Las estructuras, mentalidades y formas de operar de la Policía si bien han incorporado parcialmente el ideal de la seguridad ciudadana, continúan caracterizadas por los legados arrojados por su participación en la guerra, como su sesgo represivo, la distancia en relación con la ciudadanía, vista potencialmente como parte del “enemigo interno”, y la prevalencia de la seguridad nacional sobre la seguridad ciudadana, entre otros. En consecuencia, la retórica de la seguridad ciudadana convive con prácticas como la represión con sesgo militar de la protesta y el énfasis en la seguridad del Estado.
El documento de política plantea, por ejemplo, la corresponsabilidad de las autoridades civiles locales y regionales para garantizar la seguridad. Pero pasa por alto uno de los problemas que ha obstaculizado esa corresponsabilidad: precisamente el hecho de que la Policía tenga una estructura calcada del Ejército, con poco margen de maniobra para los comandantes cuando una orden de su superior se antepone, por las razones que sea aunque con frecuencia relacionadas con el orden público, a las de la autoridad civil local o regional.
Aunque no necesariamente debe estar contemplada en la política de convivencia y seguridad, con posterioridad al Acuerdo de paz es urgente la reforma de la Policía y en general de las FF.AA. No obstante, esta tarea, frustrada en los años noventa, cuando la reforma planteada (ley 62 de 1993) se desdibujó finalmente en la ejecución por la propia institución del Programa de Transformación cultural (1995-1998), nuevamente se confía a la autonomía de la Polícía con el “proceso de modernización y transformación institucional” actualmente en curso.

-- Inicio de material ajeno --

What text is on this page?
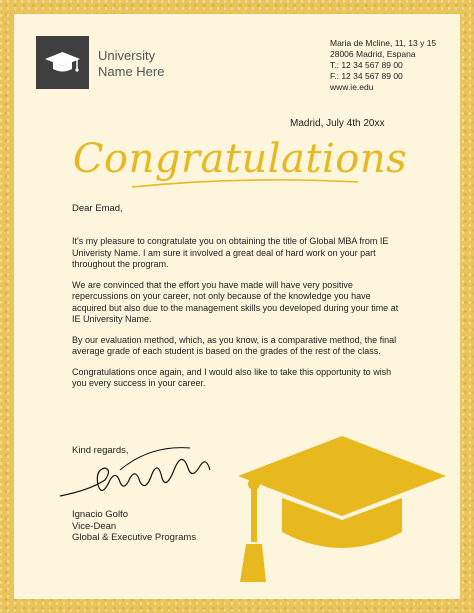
University
Name Here
Maria de Mcline, 11, 13 y 15
28006 Madrid, Espana
T.: 12 34 567 89 00
F.: 12 34 567 89 00
www.ie.edu
Madrid, July 4th 20xx
Congratulations
Dear Emad,

It's my pleasure to congratulate you on obtaining the title of Global MBA from IE Univeristy Name. I am sure it involved a great deal of hard work on your part throughout the program.

We are convinced that the effort you have made will have very positive repercussions on your career, not only because of the knowledge you have acquired but also due to the management skills you developed during your time at IE University Name.

By our evaluation method, which, as you know, is a comparative method, the final average grade of each student is based on the grades of the rest of the class.

Congratulations once again, and I would also like to take this opportunity to wish you every success in your career.

Kind regards,
Ignacio Golfo
Vice-Dean
Global & Executive Programs
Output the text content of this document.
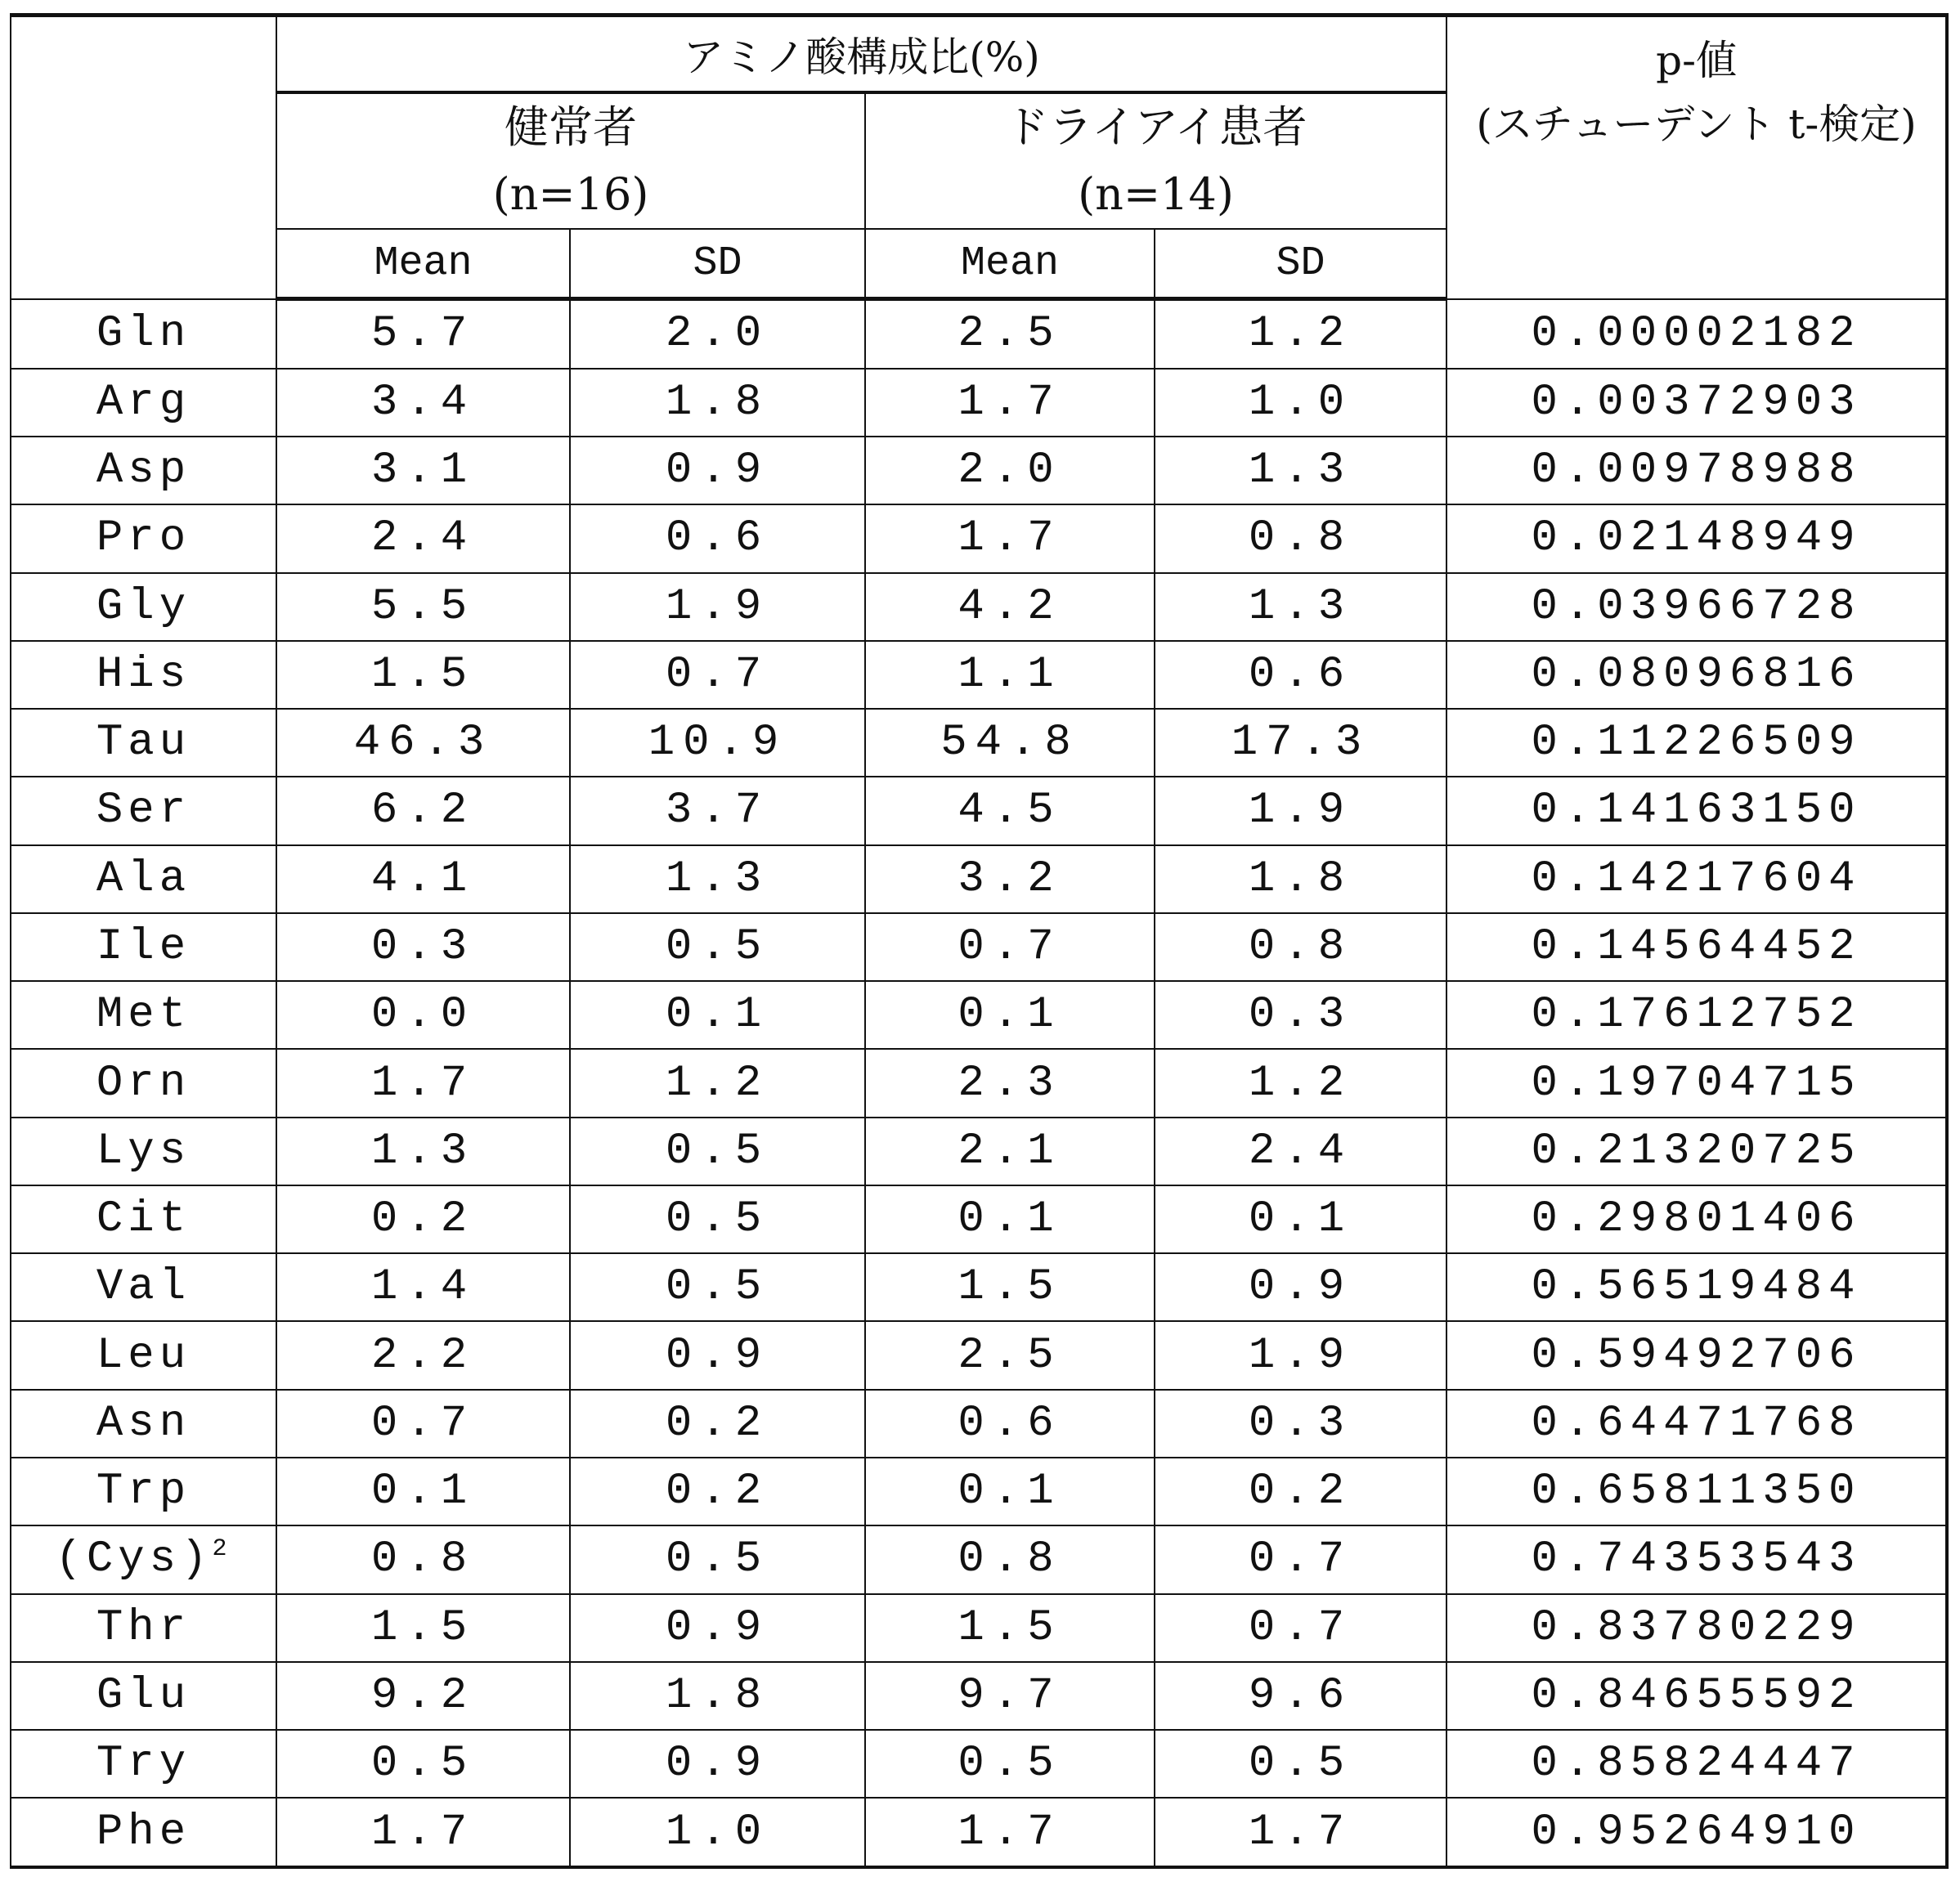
	アミノ酸構成比(%)	p-値
(スチューデント t-検定)

健常者
(n=16)

ドライアイ患者
(n=14)

Mean	SD	Mean	SD
Gln	5.7	2.0	2.5	1.2	0.00002182
Arg	3.4	1.8	1.7	1.0	0.00372903
Asp	3.1	0.9	2.0	1.3	0.00978988
Pro	2.4	0.6	1.7	0.8	0.02148949
Gly	5.5	1.9	4.2	1.3	0.03966728
His	1.5	0.7	1.1	0.6	0.08096816
Tau	46.3	10.9	54.8	17.3	0.11226509
Ser	6.2	3.7	4.5	1.9	0.14163150
Ala	4.1	1.3	3.2	1.8	0.14217604
Ile	0.3	0.5	0.7	0.8	0.14564452
Met	0.0	0.1	0.1	0.3	0.17612752
Orn	1.7	1.2	2.3	1.2	0.19704715
Lys	1.3	0.5	2.1	2.4	0.21320725
Cit	0.2	0.5	0.1	0.1	0.29801406
Val	1.4	0.5	1.5	0.9	0.56519484
Leu	2.2	0.9	2.5	1.9	0.59492706
Asn	0.7	0.2	0.6	0.3	0.64471768
Trp	0.1	0.2	0.1	0.2	0.65811350
(Cys)2	0.8	0.5	0.8	0.7	0.74353543
Thr	1.5	0.9	1.5	0.7	0.83780229
Glu	9.2	1.8	9.7	9.6	0.84655592
Try	0.5	0.9	0.5	0.5	0.85824447
Phe	1.7	1.0	1.7	1.7	0.95264910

La corrupción, que gana terreno al interior de la institución, de acuerdo a los frecuentes informes de prensa sobre uniformados de distintos rangos vinculados con actividades delictivas, reclama con urgencia dicha reforma. Ya en diciembre de 2015 el gobierno Santos había designado una comisión con ese propósito que, como varias anteriores, no arrojó resultados. El objetivo de desarticular organizaciones delictivas y provocar la “disrupción en la red de valor de las rentas criminales urbanas” (pp. 69-71), choca de frente con esa realidad.
Es así como resulta prácticamente imposible afincar la visión “multidimensional” (p. 24) sobre la seguridad ciudadana que plantea el documento en una institución que ni siquiera ha empezado a reorientarse en el contexto del post-Acuerdo de paz y que mantiene en gran medida, en su cultura organizacional y su doctrina, y en ciertas especialidades más que en otras, una orientación contrainsurgente que se confunde con la que debe tener un cuerpo militar, relegando las particularidades de un organismo de naturaleza civil como la policía.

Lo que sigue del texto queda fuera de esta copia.